Bij U [W/m2K] en ZTA [-] kunnen nu de U- en ZTA-waarde van de constructie worden ingevuld. Wanneer de code uit de lijst met bestaande kwaliteitsverklaringen is gekozen, worden deze waarden automatisch ingevuld.

Beslisdiagram voor het energiecertificaat

Op één van bovengenoemde manieren breng je de werkelijke situatie in kaart, wat voor een toekomstig voorraadbeleid noodzakelijk is. De EPA-adviseur is echter door de overheid verplicht om voor het certificaat gebruik te maken van het beslisdiagram voor de thermische eigenschappen van een constructie. Zelfs wanneer de adviseur vaststelt dat het beslisdiagram afwijkt van de fysische werkelijkheid (zie ISSO publicatie 82).

Het programma zoekt daarom automatisch naar de plaats in het beslisdiagram waar je invoer het beste past. Mocht je hier een verandering in aan willen brengen is dat uiteraard mogelijk, door het veld beslisdiagram automatisch invullen af te vinken. Dan kun je zelf keuzes maken binnen het verplichte beslisdiagram.
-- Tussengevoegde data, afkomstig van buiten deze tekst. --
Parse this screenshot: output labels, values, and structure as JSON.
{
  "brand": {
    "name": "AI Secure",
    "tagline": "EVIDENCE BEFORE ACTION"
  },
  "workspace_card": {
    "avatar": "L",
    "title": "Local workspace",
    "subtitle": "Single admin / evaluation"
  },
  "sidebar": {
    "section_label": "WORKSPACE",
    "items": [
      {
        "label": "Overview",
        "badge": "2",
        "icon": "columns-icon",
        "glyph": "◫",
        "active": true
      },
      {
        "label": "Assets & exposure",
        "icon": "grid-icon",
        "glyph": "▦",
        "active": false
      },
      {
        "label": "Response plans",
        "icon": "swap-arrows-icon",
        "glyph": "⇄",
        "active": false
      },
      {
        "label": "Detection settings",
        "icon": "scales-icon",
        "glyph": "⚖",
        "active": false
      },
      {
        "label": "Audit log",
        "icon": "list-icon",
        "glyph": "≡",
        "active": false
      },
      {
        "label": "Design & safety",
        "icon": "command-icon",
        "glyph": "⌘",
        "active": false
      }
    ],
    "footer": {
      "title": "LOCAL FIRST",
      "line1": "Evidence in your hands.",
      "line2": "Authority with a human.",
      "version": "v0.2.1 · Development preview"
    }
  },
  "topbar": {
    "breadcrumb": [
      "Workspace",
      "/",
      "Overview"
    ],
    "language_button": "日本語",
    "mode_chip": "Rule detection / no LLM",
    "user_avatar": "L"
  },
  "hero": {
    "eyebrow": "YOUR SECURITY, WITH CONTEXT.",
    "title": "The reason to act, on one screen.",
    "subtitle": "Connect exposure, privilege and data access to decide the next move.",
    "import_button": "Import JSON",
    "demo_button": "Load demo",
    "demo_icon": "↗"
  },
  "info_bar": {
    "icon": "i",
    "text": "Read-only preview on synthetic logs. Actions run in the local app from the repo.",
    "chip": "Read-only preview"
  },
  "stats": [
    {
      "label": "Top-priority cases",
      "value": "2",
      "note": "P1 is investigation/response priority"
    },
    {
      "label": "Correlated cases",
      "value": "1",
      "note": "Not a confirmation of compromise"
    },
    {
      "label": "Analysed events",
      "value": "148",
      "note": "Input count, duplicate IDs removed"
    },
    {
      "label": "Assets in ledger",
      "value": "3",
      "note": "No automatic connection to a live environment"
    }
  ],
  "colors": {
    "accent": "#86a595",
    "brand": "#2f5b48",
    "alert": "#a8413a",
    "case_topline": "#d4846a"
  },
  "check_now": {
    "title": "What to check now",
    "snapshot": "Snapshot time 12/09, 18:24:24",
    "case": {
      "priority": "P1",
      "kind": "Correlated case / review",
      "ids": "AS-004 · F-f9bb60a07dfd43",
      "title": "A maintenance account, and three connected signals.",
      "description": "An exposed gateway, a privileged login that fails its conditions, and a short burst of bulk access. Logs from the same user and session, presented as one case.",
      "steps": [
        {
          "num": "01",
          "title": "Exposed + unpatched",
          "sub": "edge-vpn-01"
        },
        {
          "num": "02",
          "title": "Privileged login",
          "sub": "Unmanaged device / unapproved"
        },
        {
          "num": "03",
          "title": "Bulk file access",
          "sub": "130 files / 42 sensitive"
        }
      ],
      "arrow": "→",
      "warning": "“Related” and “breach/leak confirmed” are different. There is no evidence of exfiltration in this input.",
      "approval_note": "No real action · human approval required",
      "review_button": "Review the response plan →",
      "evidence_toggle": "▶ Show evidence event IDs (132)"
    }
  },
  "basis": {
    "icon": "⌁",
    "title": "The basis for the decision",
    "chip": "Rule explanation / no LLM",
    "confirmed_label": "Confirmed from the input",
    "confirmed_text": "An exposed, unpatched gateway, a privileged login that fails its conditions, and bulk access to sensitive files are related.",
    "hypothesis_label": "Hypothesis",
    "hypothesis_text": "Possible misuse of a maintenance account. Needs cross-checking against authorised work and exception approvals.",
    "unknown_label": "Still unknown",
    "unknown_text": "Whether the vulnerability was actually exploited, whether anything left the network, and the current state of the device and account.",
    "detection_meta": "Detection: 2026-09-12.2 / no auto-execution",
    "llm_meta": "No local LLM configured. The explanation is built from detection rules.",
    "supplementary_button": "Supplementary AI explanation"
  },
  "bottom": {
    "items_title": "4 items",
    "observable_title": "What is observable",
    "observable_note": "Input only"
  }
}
Invoer van een constructie, zie figuur 10.8:

  • Eigenschappen van de constructie’ worden gebruikt voor de maatwerkadvies berekening,
  • Beslisdiagram voor certificaat’ wordt gebruikt voor de berekening van het energielabel en in de scenarioberekening (van de huidige situatie).

 

Opslaan of annuleren

Wanneer je op [Annuleren] drukt kun je de wijzigingen ongedaan maken. Als je klaar bent met bewerken, klik je op de knop [Ok] om de wijzigingen toe te passen en weer terug te keren naar de database met constructies. In deze database staan nu de belangrijkste gegevens van de ingevoerde constructies samengevat.

Constructies herstellen

Met behulp van de functie in menu [Beheer], [Constructiebeheer] kun je een verwijderde constructie terughalen uit de database. Selecteer hiervoor de verwijderde constructie en klik op de knop [Herstellen constructie].

Opschonen constructies

Met behulp van de functie in menu [Beheer], [Constructiebeheer] kun je niet gebruikte constructies opschonen. Klik op de knop [Opschonen constructie].